Second, to the extent the rulings were inconsistent, the trial court was not bound to adhere to its initial ruling when the Commonwealth repeated its motion at the end of the trial, seeking to exclude references to the mandatory minimum sentence during closing argument. “A trial court is empowered to change a legal determination as long as it retains jurisdiction over the proceedings before it.” Turner v. Sheldon D. Wexler, D.P.M., P.C., 244 Va. 124, 128, 418 S.E.2d 886, 888 (1992). This principle applies equally to rulings made before, during and after trial. See, e.g., Cloutier v. Queen, 35 Va. App. 413, 420-21, 545 S.E.2d 574, 577-78 (2001); Bottoms v. Commonwealth, 22 Va. App. 378, 383-84, 470 S.E.2d 153, 156 (1996).

III.

Because argument regarding the mandatory minimum sentence to be imposed upon conviction for an offense is irrelevant in the guilt phase of a trial for that offense and serves only to encourage jury nullification of the legislatively imposed sentencing range, we hold a trial court does not abuse its discretion in refusing to permit such argument during the guilt phase. Further, because a trial court may change a ruling at any time while it retains jurisdiction over the proceedings in which the ruling was made, we hold the trial court did not abuse its discretion in refusing to permit such argument during the guilt phase in appellant’s trial. Thus, we affirm appellant’s conviction for possessing a firearm after having been convicted of a felony.

Affirmed.


FOOTNOTES:

[1] The Commonwealth contends the assignment of error is barred because the record on appeal “contains no proffer of the specific argument defense counsel intended to make.” We disagree. Appellant’s counsel made clear in her argument to the court that she wished to “mention” to the jury “the minimum mandatory” punishment, just as she already had done in her opening statement, so that “the jury [would] know the fact that [the charged crime carries] a minimum mandatory sentence.” Counsel stated “[she] would not be arguing” on that issue. To hold that counsel’s representations to the trial court did not constitute a sufficient proffer for purposes of appeal would elevate form over substance.

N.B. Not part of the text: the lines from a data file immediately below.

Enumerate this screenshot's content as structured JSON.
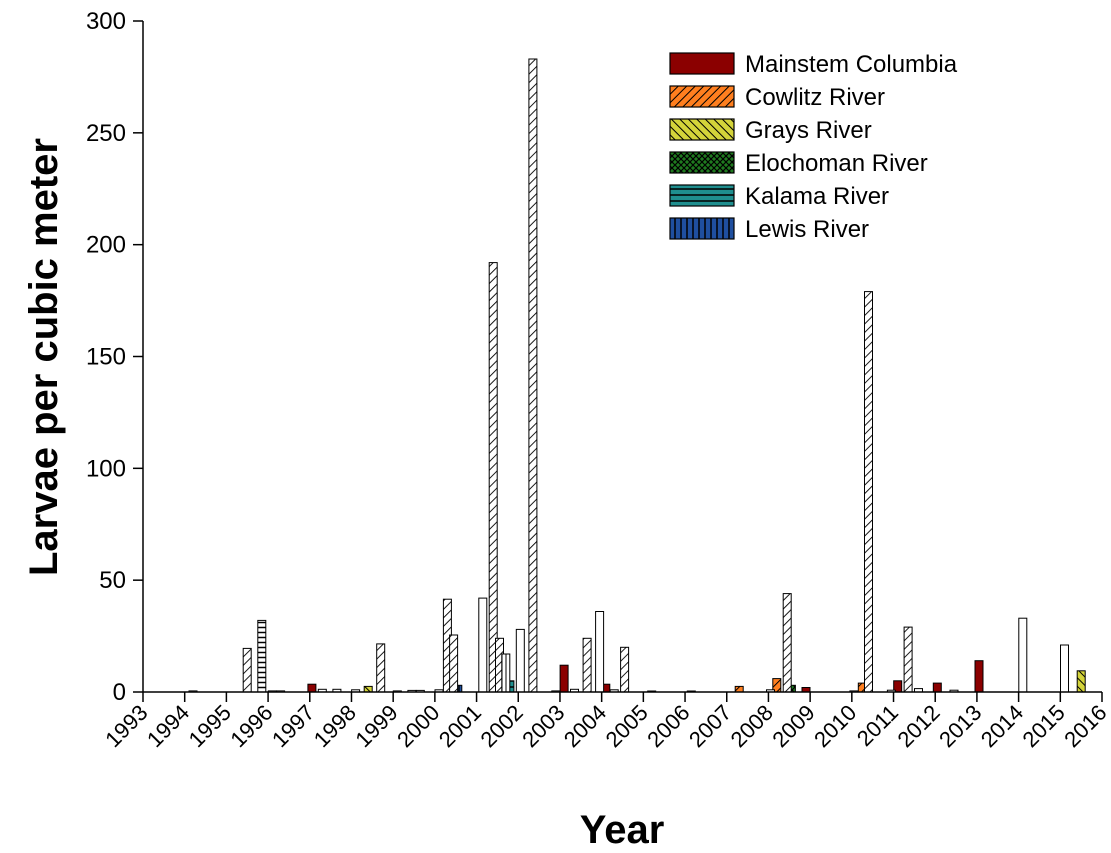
{
  "chart_data": {
    "type": "bar",
    "title": "",
    "xlabel": "Year",
    "ylabel": "Larvae per cubic meter",
    "ylim": [
      0,
      300
    ],
    "yticks": [
      "0",
      "50",
      "100",
      "150",
      "200",
      "250",
      "300"
    ],
    "xlim": [
      1993,
      2016
    ],
    "xticks": [
      "1993",
      "1994",
      "1995",
      "1996",
      "1997",
      "1998",
      "1999",
      "2000",
      "2001",
      "2002",
      "2003",
      "2004",
      "2005",
      "2006",
      "2007",
      "2008",
      "2009",
      "2010",
      "2011",
      "2012",
      "2013",
      "2014",
      "2015",
      "2016"
    ],
    "legend_position": "top-right",
    "series": [
      {
        "name": "Mainstem Columbia",
        "color": "#8b0000",
        "pattern": "solid",
        "points": [
          {
            "x": 1997.05,
            "y": 3.5
          },
          {
            "x": 2003.1,
            "y": 12
          },
          {
            "x": 2004.1,
            "y": 3.5
          },
          {
            "x": 2008.9,
            "y": 2
          },
          {
            "x": 2011.1,
            "y": 5
          },
          {
            "x": 2012.05,
            "y": 4
          },
          {
            "x": 2013.05,
            "y": 14
          }
        ]
      },
      {
        "name": "Cowlitz River",
        "color": "#ff7f1f",
        "pattern": "diag-orange",
        "points": [
          {
            "x": 2007.3,
            "y": 2.5
          },
          {
            "x": 2008.2,
            "y": 6
          },
          {
            "x": 2010.25,
            "y": 4
          }
        ]
      },
      {
        "name": "Grays River",
        "color": "#c8c82a",
        "pattern": "diag-yellow",
        "points": [
          {
            "x": 1998.4,
            "y": 2.5
          },
          {
            "x": 2015.5,
            "y": 9.5
          }
        ]
      },
      {
        "name": "Elochoman River",
        "color": "#1f7a1f",
        "pattern": "cross-green",
        "points": [
          {
            "x": 2008.55,
            "y": 3
          }
        ]
      },
      {
        "name": "Kalama River",
        "color": "#1f8f8f",
        "pattern": "hlines-teal",
        "points": [
          {
            "x": 2001.8,
            "y": 5
          }
        ]
      },
      {
        "name": "Lewis River",
        "color": "#1f4f9f",
        "pattern": "vlines-blue",
        "points": [
          {
            "x": 2000.55,
            "y": 3
          }
        ]
      },
      {
        "name": "",
        "color": "#ffffff",
        "pattern": "white-hatch",
        "points": [
          {
            "x": 1995.5,
            "y": 19.5
          },
          {
            "x": 1998.7,
            "y": 21.5
          },
          {
            "x": 2000.3,
            "y": 41.5
          },
          {
            "x": 2000.45,
            "y": 25.5
          },
          {
            "x": 2001.4,
            "y": 192
          },
          {
            "x": 2001.55,
            "y": 24
          },
          {
            "x": 2002.35,
            "y": 283
          },
          {
            "x": 2003.65,
            "y": 24
          },
          {
            "x": 2004.55,
            "y": 20
          },
          {
            "x": 2008.45,
            "y": 44
          },
          {
            "x": 2010.4,
            "y": 179
          },
          {
            "x": 2011.35,
            "y": 29
          }
        ]
      },
      {
        "name": "",
        "color": "#ffffff",
        "pattern": "white-hlines",
        "points": [
          {
            "x": 1995.85,
            "y": 32
          }
        ]
      },
      {
        "name": "",
        "color": "#ffffff",
        "pattern": "white-vlines",
        "points": [
          {
            "x": 2001.7,
            "y": 17
          }
        ]
      },
      {
        "name": "",
        "color": "#ffffff",
        "pattern": "white",
        "points": [
          {
            "x": 2001.15,
            "y": 42
          },
          {
            "x": 2002.05,
            "y": 28
          },
          {
            "x": 2003.95,
            "y": 36
          },
          {
            "x": 2014.1,
            "y": 33
          },
          {
            "x": 2015.1,
            "y": 21
          }
        ]
      },
      {
        "name": "",
        "color": "#ffffff",
        "pattern": "white",
        "points": [
          {
            "x": 1994.2,
            "y": 0.5
          },
          {
            "x": 1996.1,
            "y": 0.5
          },
          {
            "x": 1996.3,
            "y": 0.5
          },
          {
            "x": 1997.3,
            "y": 1.2
          },
          {
            "x": 1997.65,
            "y": 1.2
          },
          {
            "x": 1998.1,
            "y": 1
          },
          {
            "x": 1999.1,
            "y": 0.5
          },
          {
            "x": 1999.45,
            "y": 0.7
          },
          {
            "x": 1999.65,
            "y": 0.7
          },
          {
            "x": 2000.1,
            "y": 1
          },
          {
            "x": 2002.9,
            "y": 0.5
          },
          {
            "x": 2003.35,
            "y": 1.2
          },
          {
            "x": 2004.3,
            "y": 1
          },
          {
            "x": 2005.2,
            "y": 0.3
          },
          {
            "x": 2006.15,
            "y": 0.3
          },
          {
            "x": 2008.05,
            "y": 1
          },
          {
            "x": 2010.05,
            "y": 0.5
          },
          {
            "x": 2010.95,
            "y": 0.8
          },
          {
            "x": 2011.6,
            "y": 1.5
          },
          {
            "x": 2012.45,
            "y": 0.8
          }
        ]
      }
    ]
  }
}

[2] This result is not inconsistent with our holding in Hill v. Commonwealth, 36 Va. App. 375, 550 S.E.2d 351 (2001), petition for appeal granted, No. 012316 (Va. Sup. Ct. Order of 3/6/02). In Hill, we concluded that, on voir dire, defense counsel properly may “inform the [jury] panel of the sentencing parameters” for the charged offense “[i]n order for counsel to properly explore whether the jury panel may be irrevocably biased toward one end or the other of the sentencing spectrum.” 36 Va. App. at 381, 550 S.E.2d at 354.